Amazon S3 bucket policy for CloudTrail Lake query results - AWS CloudTrail

Amazon S3 bucket policy for CloudTrail Lake query results

By default, Amazon S3 buckets and objects are private. Only the resource owner (the AWS account that created the bucket) can access the bucket and objects it contains. The resource owner can grant access permissions to other resources and users by writing an access policy.

To deliver CloudTrail Lake query results to an S3 bucket, CloudTrail must have the required permissions, and it cannot be configured as a Requester Pays bucket.

CloudTrail adds the following fields in the policy for you:

  • The allowed SIDs

  • The bucket name

  • The service principal name for CloudTrail

As a security best practice, add an aws:SourceArn condition key to the Amazon S3 bucket policy. The IAM global condition key aws:SourceArn helps ensure that CloudTrail writes to the S3 bucket only for the event data store.

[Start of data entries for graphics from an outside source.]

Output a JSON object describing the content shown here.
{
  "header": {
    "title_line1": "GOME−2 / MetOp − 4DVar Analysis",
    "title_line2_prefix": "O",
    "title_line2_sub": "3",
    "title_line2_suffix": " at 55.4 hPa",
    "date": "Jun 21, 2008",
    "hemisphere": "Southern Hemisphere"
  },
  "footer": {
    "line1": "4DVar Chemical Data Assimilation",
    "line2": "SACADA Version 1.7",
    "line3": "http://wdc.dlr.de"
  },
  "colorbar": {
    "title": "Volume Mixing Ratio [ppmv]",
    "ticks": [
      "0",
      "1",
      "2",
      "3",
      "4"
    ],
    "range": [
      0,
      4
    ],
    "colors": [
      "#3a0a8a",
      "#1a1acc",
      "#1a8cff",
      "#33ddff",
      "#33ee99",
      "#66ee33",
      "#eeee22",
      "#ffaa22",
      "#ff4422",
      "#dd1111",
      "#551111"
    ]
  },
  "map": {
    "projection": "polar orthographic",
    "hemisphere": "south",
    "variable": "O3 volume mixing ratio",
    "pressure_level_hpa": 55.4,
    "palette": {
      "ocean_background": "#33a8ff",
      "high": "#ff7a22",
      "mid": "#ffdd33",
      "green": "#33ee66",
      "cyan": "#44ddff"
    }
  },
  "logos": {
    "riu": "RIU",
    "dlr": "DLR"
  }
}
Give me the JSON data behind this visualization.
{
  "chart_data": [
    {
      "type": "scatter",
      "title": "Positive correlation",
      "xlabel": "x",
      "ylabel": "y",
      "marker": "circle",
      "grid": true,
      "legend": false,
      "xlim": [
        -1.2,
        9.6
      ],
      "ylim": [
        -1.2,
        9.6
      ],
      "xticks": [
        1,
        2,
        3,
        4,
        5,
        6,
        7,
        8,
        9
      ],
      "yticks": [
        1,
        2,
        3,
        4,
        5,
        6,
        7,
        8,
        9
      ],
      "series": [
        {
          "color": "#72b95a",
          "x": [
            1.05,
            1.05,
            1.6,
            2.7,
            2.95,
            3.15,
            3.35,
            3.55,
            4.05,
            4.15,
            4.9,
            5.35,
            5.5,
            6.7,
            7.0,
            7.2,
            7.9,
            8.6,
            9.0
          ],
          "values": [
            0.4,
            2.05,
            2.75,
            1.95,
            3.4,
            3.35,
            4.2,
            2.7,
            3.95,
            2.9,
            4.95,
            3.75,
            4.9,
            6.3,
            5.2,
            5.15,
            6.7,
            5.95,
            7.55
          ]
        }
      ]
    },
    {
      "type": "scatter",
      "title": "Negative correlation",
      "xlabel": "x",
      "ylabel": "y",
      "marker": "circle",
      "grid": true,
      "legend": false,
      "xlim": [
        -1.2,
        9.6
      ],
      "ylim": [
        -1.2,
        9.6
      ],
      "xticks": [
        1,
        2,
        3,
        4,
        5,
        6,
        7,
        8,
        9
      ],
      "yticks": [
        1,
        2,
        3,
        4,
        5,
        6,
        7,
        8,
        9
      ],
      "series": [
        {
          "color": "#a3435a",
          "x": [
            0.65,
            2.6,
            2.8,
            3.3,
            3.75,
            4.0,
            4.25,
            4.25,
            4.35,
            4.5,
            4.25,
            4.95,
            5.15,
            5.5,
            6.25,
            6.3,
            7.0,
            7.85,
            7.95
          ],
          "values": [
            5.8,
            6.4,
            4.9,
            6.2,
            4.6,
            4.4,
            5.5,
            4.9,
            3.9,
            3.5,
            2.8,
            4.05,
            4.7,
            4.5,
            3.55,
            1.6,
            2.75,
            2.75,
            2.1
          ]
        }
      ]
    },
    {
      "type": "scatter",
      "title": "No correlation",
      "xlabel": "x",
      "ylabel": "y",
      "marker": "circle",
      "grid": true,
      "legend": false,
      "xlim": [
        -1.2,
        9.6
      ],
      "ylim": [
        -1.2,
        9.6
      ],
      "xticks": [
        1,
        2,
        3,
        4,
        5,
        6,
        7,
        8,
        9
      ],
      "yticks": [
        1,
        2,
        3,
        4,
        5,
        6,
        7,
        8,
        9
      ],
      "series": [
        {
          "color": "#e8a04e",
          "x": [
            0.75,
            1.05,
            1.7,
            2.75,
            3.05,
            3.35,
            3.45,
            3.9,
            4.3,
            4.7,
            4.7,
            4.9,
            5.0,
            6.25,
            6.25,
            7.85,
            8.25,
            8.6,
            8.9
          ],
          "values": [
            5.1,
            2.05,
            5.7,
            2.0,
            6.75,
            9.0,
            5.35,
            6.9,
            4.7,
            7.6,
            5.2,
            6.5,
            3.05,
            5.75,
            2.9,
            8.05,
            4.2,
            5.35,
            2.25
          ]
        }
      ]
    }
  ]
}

The following policy allows CloudTrail to deliver query results to the bucket from supported AWS Regions. Replace myBucketName, myAccountID, and myQueryRunningRegion with the appropriate values for your configuration. The myAccountID is the AWS account ID used for CloudTrail, which may not be the same as the AWS account ID for the S3 bucket.

Note

If your bucket policy includes a statement for a KMS key, we recommend using a fully qualified KMS key ARN. If you use a KMS key alias instead, AWS KMS resolves the key within the requester’s account. This behavior can result in data that's encrypted with a KMS key that belongs to the requester, and not the bucket owner.

If this is an organization event data store, the event data store ARN must include the AWS account ID for the management account. This is because the management account maintains ownership of all organization resources.

S3 bucket policy

{ "Version": "2012-10-17", "Statement": [ { "Sid": "AWSCloudTrailLake1", "Effect": "Allow", "Principal": {"Service": "cloudtrail.amazonaws.com"}, "Action": [ "s3:PutObject*", "s3:Abort*" ], "Resource": [ "arn:aws:s3:::myBucketName", "arn:aws:s3:::myBucketName/*" ], "Condition": { "StringLike": { "aws:sourceAccount": "myAccountID", "aws:sourceArn": "arn:aws:cloudtrail:myQueryRunningRegion:myAccountID:eventdatastore/*" } } }, { "Sid": "AWSCloudTrailLake2", "Effect": "Allow", "Principal": {"Service":"cloudtrail.amazonaws.com"}, "Action": "s3:GetBucketAcl", "Resource": "arn:aws:s3:::myBucketName", "Condition": { "StringLike": { "aws:sourceAccount": "myAccountID", "aws:sourceArn": "arn:aws:cloudtrail:myQueryRunningRegion:myAccountID:eventdatastore/*" } } } ] }

Specifying an existing bucket for CloudTrail Lake query results

If you specified an existing S3 bucket as the storage location for CloudTrail Lake query results delivery, you must attach a policy to the bucket that allows CloudTrail to deliver the query results to the bucket.

Note

As a best practice, use a dedicated S3 bucket for CloudTrail Lake query results.

To add the required CloudTrail policy to an Amazon S3 bucket
  1. Open the Amazon S3 console at https://console.aws.amazon.com/s3/.

  2. Choose the bucket where you want CloudTrail to deliver your Lake query results, and then choose Permissions.

  3. Choose Edit.

  4. Copy the S3 bucket policy for query results to the Bucket Policy Editor window. Replace the placeholders in italics with the names of your bucket, Region, and account ID.

    Note

    If the existing bucket already has one or more policies attached, add the statements for CloudTrail access to that policy or policies. Evaluate the resulting set of permissions to be sure that they are appropriate for the users who access the bucket.